The final track on Pier 43 is the bluesman's most emotional and vulnerable track yet, navigating a tale of loss, heartbreak, and perseverance. Filipowicz’s voice is hoarse with strained recall as subdued brass and mellow electric strings linger just above an instrumental foundation of bass kicks, tom hits, and keys. Throughout the 7-minute runtime of “Use My Imagination,” the morphing instrumental makes way for keyboard and guitar solos, each played with potent emotional conviction. Filipowicz’s refrain is soaked in pain, yet tinged with hope, as he croons, “Got to use my imagination, find a real good reason, to keep on keepin’ on.”
Pier 43 is a personal record that features the ups and downs of a classic bluesman. Those ups and downs can be spotted throughout the tracklist with the occasional unsavory vocal performance or half-boiled concept.

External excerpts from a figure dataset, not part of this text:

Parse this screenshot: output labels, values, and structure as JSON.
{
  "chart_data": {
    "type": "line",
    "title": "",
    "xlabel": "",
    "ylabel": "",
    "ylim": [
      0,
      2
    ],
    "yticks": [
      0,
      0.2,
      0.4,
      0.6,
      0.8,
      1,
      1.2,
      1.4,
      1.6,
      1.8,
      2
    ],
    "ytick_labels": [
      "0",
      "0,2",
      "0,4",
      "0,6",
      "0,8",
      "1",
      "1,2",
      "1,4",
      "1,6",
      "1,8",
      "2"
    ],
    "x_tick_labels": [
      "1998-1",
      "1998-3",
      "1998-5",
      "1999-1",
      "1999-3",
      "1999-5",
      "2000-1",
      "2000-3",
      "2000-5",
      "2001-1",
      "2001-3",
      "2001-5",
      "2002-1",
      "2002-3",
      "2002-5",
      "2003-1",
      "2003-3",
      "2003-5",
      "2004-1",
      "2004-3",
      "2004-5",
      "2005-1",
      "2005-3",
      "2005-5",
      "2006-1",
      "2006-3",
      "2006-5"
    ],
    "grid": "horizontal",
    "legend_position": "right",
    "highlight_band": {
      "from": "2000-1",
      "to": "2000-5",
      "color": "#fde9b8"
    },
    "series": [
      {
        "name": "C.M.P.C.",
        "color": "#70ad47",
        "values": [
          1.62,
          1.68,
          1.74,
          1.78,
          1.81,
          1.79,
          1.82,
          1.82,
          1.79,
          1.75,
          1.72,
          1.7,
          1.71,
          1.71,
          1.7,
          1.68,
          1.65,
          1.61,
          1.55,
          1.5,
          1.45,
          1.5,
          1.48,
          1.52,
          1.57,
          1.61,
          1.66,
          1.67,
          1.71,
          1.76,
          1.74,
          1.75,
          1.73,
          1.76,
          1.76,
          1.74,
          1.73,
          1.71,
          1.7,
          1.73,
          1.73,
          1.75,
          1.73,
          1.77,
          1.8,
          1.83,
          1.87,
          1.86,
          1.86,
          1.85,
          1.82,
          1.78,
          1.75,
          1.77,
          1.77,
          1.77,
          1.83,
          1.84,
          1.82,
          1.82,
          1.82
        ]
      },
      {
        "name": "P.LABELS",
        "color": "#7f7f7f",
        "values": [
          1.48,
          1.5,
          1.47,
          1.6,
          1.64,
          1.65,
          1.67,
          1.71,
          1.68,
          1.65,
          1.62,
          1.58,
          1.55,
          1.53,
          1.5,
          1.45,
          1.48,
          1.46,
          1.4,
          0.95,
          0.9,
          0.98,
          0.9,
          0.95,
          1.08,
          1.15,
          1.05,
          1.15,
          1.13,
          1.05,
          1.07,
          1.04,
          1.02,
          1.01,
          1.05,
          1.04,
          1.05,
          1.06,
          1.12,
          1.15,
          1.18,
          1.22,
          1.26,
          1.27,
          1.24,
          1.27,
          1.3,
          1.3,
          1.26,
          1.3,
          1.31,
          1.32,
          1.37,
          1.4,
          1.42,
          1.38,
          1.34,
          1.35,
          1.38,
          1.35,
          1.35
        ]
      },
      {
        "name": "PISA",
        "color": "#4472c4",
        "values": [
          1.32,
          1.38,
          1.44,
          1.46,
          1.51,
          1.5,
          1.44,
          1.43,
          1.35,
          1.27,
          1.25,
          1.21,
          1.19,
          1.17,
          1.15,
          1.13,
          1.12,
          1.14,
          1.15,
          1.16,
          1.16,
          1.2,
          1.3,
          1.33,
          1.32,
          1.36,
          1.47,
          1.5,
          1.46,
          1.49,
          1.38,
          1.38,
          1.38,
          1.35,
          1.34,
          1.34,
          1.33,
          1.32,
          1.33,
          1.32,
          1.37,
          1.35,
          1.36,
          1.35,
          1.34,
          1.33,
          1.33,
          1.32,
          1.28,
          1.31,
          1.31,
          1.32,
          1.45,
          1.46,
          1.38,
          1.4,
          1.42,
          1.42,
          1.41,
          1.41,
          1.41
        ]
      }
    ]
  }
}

Tracks such as “When I Get to Town” or “Humdinger” suffer from those very drawbacks, with moments of undecipherable ramblings and surface-level, redundant writing. “Poor Mans Throne” features some of Filipowicz’s most angry and politically charged lyrics on the record; however, the blues veteran’s singing is indifferent and seemingly unconvinced of the narrative being portrayed.
Despite the sprinkling of mishaps throughout Pier 43, Filipowicz continues to cement himself throughout the record as a truly remarkable and timeless guitarist. It is impossible to doubt the bluesman's capabilities on his instrument; every effortlessly executed riff reminds the listener why Filipowicz is, and will always be, an integral figure in Chicago blues.